Fish and Wildlife says lethal control keeps the public from turning against wolves and resorting to poaching. Wolf advocates argue the state must study how killing wolves affects the environment.
After a 50-minute hearing Jan. 3, Superior Court Judge John McHale said he needs time to decide and anticipates issuing a ruling next Friday or the following Monday.
“I have work to do,” he said.
The lawsuit, similar to one pending in Thurston County, seeks to force Fish and Wildlife to stop killing wolves until it conducts a review under the State Environmental Policy Act. A SEPA review can take two or more years.
A Thurston County judge already has tossed out the SEPA claims, and Fish and Wildlife is seeking to duplicate that success in King County.
The two lawsuits also allege Fish and Wildlife violated the state’s Administrative Procedure Act by adopting its lethal-control policy without adequate reasons or public involvement. In both suits, that claim will be the subject of future hearings.
The dispute, being litigated in Western Washington courts, involves Fish and Wildlife actions in the eastern one-third of Washington. Wolves in Central and Western Washington are federally protected by the U.S. Fish and Wildlife Service, which doesn’t shoot wolves for attacking livestock.

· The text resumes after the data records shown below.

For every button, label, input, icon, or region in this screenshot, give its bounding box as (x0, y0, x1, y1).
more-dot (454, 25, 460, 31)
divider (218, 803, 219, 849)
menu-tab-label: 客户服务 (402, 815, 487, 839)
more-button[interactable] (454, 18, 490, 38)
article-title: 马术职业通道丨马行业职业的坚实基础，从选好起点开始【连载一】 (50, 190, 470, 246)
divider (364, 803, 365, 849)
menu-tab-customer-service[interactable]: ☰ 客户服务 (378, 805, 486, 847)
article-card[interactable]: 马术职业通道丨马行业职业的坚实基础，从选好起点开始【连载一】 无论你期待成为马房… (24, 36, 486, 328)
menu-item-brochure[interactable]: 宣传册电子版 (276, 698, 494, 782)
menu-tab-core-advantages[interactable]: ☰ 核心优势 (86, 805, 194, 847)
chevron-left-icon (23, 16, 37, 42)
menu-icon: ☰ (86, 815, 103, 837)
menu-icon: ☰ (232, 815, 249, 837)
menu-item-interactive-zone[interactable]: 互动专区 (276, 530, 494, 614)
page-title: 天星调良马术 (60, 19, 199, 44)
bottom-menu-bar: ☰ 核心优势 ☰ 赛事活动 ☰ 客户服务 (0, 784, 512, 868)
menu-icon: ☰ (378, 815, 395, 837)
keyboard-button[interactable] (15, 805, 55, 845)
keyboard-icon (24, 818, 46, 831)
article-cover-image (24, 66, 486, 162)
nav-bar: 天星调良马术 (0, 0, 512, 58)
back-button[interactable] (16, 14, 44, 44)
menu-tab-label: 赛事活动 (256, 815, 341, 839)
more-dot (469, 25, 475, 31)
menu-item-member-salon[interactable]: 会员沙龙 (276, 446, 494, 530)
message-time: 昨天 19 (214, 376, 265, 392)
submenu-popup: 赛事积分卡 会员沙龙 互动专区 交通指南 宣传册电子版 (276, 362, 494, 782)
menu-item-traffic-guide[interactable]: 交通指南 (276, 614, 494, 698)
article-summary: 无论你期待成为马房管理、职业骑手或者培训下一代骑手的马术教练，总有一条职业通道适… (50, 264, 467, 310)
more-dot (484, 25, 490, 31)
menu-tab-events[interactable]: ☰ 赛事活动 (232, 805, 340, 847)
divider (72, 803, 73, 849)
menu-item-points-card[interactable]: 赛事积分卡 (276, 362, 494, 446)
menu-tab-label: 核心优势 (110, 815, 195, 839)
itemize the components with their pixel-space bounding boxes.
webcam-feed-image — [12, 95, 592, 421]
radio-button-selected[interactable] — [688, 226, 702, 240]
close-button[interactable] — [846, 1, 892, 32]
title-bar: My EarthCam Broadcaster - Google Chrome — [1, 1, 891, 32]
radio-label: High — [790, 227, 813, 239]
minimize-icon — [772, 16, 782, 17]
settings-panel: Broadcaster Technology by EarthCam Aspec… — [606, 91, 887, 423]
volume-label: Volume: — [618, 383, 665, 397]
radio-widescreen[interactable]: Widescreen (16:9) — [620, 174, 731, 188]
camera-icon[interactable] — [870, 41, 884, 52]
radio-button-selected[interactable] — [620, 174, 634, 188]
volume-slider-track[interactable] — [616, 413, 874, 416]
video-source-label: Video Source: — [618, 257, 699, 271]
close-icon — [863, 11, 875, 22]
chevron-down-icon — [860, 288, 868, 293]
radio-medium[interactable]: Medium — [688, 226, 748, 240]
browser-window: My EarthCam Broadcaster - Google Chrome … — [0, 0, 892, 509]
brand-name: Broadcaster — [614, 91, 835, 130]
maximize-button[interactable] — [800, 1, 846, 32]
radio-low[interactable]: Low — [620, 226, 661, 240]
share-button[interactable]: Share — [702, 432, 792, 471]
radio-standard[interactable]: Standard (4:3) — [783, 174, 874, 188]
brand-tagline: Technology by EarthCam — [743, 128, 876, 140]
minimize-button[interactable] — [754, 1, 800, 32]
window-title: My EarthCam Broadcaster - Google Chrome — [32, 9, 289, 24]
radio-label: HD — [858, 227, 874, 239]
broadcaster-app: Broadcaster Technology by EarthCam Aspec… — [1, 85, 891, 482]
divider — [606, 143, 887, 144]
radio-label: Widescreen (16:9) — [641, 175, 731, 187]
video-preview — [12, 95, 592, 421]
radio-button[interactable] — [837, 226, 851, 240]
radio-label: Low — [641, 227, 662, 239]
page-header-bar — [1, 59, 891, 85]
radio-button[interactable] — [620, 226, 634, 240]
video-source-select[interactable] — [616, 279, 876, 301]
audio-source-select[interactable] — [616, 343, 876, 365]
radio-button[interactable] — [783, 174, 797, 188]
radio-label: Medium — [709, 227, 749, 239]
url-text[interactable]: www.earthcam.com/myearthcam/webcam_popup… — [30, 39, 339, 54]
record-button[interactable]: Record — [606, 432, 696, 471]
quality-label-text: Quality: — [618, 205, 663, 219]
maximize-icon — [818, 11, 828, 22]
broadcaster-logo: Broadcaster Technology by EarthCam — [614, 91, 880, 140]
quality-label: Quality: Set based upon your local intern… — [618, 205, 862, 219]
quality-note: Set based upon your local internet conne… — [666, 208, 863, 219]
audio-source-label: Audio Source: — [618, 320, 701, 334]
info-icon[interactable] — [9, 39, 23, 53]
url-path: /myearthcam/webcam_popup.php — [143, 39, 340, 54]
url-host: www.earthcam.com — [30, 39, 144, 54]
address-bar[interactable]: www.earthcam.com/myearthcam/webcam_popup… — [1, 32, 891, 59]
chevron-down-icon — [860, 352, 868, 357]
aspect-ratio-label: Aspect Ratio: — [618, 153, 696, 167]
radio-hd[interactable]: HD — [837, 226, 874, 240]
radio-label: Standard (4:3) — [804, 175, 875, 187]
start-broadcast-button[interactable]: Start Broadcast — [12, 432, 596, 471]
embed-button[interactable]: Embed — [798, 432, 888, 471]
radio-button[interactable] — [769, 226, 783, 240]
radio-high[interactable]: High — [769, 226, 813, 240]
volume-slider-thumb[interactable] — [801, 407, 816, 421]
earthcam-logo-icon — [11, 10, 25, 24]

Fish and Wildlife argues killing wolves is exempt from SEPA because it has the responsibility to remove dangerous wildlife. It also argues that it did an environmental review before it adopted a wolf recovery plan in 2011, and that shooting wolves to stop depredations was part of the plan.
Fish and Wildlife’s attorney, Joe Panesko, told Judge McHale that wolves are thriving in Eastern Washington. “The wolves have been recovering even with the lethal removals. There is no ecological disaster,” he said.
Panesko said the department dislikes killing. But if it didn’t, there would be more poaching, he said. “Social acceptance is the biggest obstacle to the recovery of wolves.”
Fish and Wildlife has avoided drawing a hard line on when it will kill wolves. The department’s director, Kelly Susewind, will consider lethal control after a pack attacks livestock three times in 30 days, but there’s no law or rule that says the department has to shoot wolves.
The department calls it a “lethal-removal protocol.” Wolf advocates’ attorney Jonathon Bashford said it’s hardened into a program to annually kill wolves. “The protocol is a policy. It’s a plan,” he said.
Bashford asked McHale to keep the SEPA claims alive for a fuller hearing now set for May 8.
Bashford said the department did not submit any evidence to support its contention that wolves devalue grazing leases.
Fish and Wildlife counted 126 wolves in Washington at the end of 2018. The department has not released a count for 2019. The department has killed 31 wolves since 2012. The department says the cullings have not prevented the overall population from growing.
The department has described northeast Washington as “saturated” with wolfpacks. The shooting of wolves in that corner of the state triggered the lawsuits in Thurston and King counties.